Interesting Articles: Mar 14th-20th 2006

* Silent Struggle: A New Theory of Pregnancy (New York Times). An interesting exploration of intra-family evolutionary pressures.

* A Wrongful Birth? (New York Times). A fascinating read on medical ethics and prenatal testing.

* Buff and Brainy: Exercising the body can benefit the mind (Science News). This is why I solve all my academic problems during or coming back from ultimate games.

* Finding dirty diesels (Science News). It turns out just a few vehicles account for most of the pollution. And the way they figured this out was also neat: simply by putting a device on the side of the road. The source article, Monitoring the Soot Emissions of Passing Cars (Environmental Science & Technology), is available online.

* Smart shoppers use unconscious tactics (Science News). A blink effect for non-experts in everyday life. Complex buying decisions are better made based upon unconscious thought (but simple ones should be thought about).
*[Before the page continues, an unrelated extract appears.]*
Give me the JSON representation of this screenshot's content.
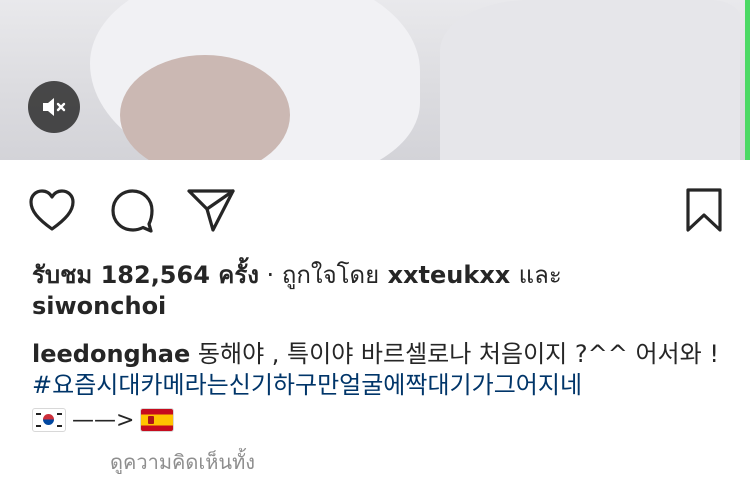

The abstract of the source article, On making the right choice: The deliberation-without-attention effect (Science), is availably online.

* Many Utilities Collect for Taxes They Never Pay (New York Times). Many businesses do what they can get away with. The morale? Regulating industries is difficult because nearly every detail is important.
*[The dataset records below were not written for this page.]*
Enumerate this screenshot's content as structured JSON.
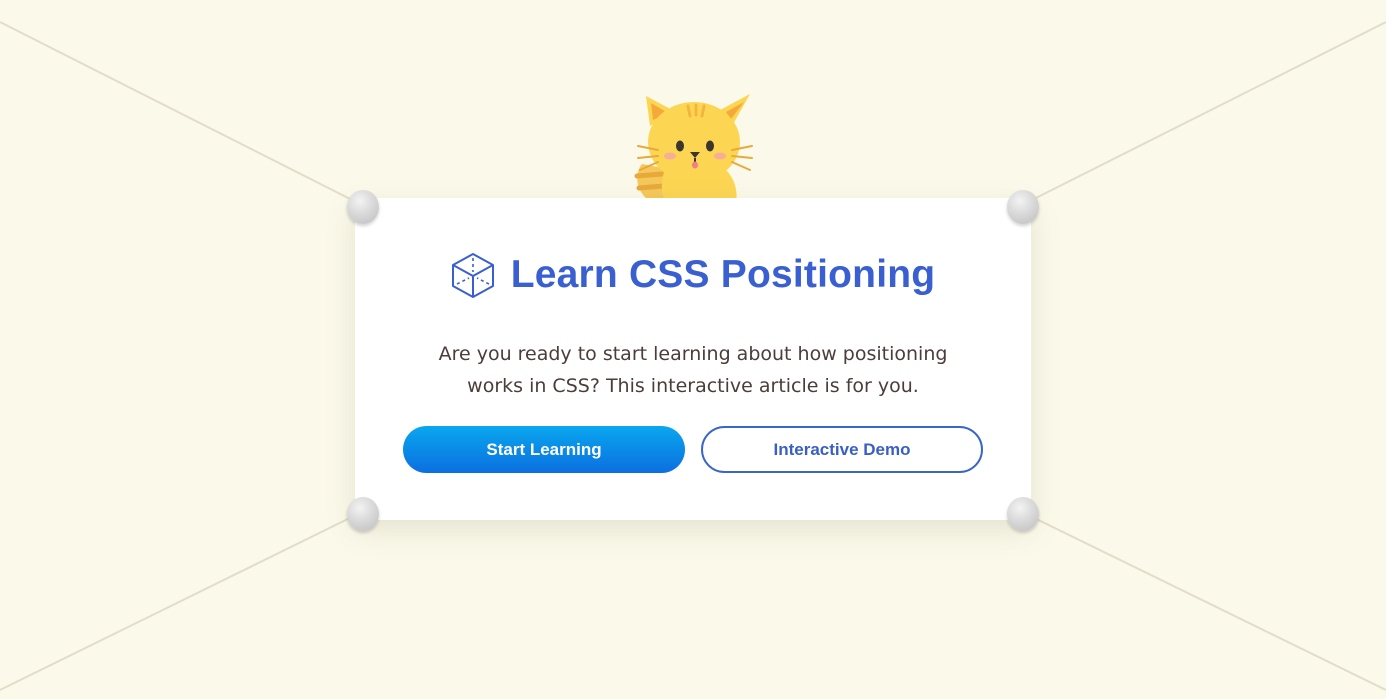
{
  "hero": {
    "title": "Learn CSS Positioning",
    "description": "Are you ready to start learning about how positioning works in CSS? This interactive article is for you.",
    "title_icon": "cube-icon",
    "mascot": "cat-mascot"
  },
  "actions": {
    "primary_label": "Start Learning",
    "secondary_label": "Interactive Demo"
  },
  "colors": {
    "background": "#fbf9ea",
    "title": "#3a5fd0",
    "primary_button": "#0b8ae8",
    "secondary_border": "#3a66c8"
  }
}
* The Return of Patriarchy (Foreign Policy). A thought provoking read tying together birth rates and patriarchy, leading to consequences with standards of living, politics, and the rise and fall of governments.


Anonymous said...

According to your link location, the last link (on Patriarchy) is not from

Anonymous said...

I don't know how much I agree about the demographics of Patriarchy.

First, the article assumes that those who are raised in a patriarchal environment are more going to create that environment when they grow up. I don't see why that is necessarily correct.

Second, all of American society has been getting more liberal/less patriarchal over the past 50 years, including the religious fundamentalists. If Patriarchy really has this evolutionary advantage, why is this rise occurring? Shouldn't it outproduced by the more patriarchal members?

Additionally, the wealth seems to accumulates with those who don't have large families; with wealth comes power; with power comes an ability to control societal norms (at least to some degree).

God, I hope I'm right.

Anonymous said...

One more thought:

The article assumes that societal change is essentially at the rate of reproduction, or gene transfer. Really, societal change is often much faster than that...memes vs. genes. The patriarchal and non-patriarchal groups are not rigidly separated, and ideas flow between them.

Also, a consequence they didn't discuss: when women were almost all homemakers, the American economy was wasting half of its possible production...thus while the return to patriarchy might lead to higher reproduction, it should also lead to less wealth for those who go that route. Again wealth = power.

This reminds me of The Handmaid's Tale a little too much.

mark said...

I corrected the reference to the article about patriarchy.

mark said...

All good points.

I've never read The Handmaid's Tale; perhaps I should.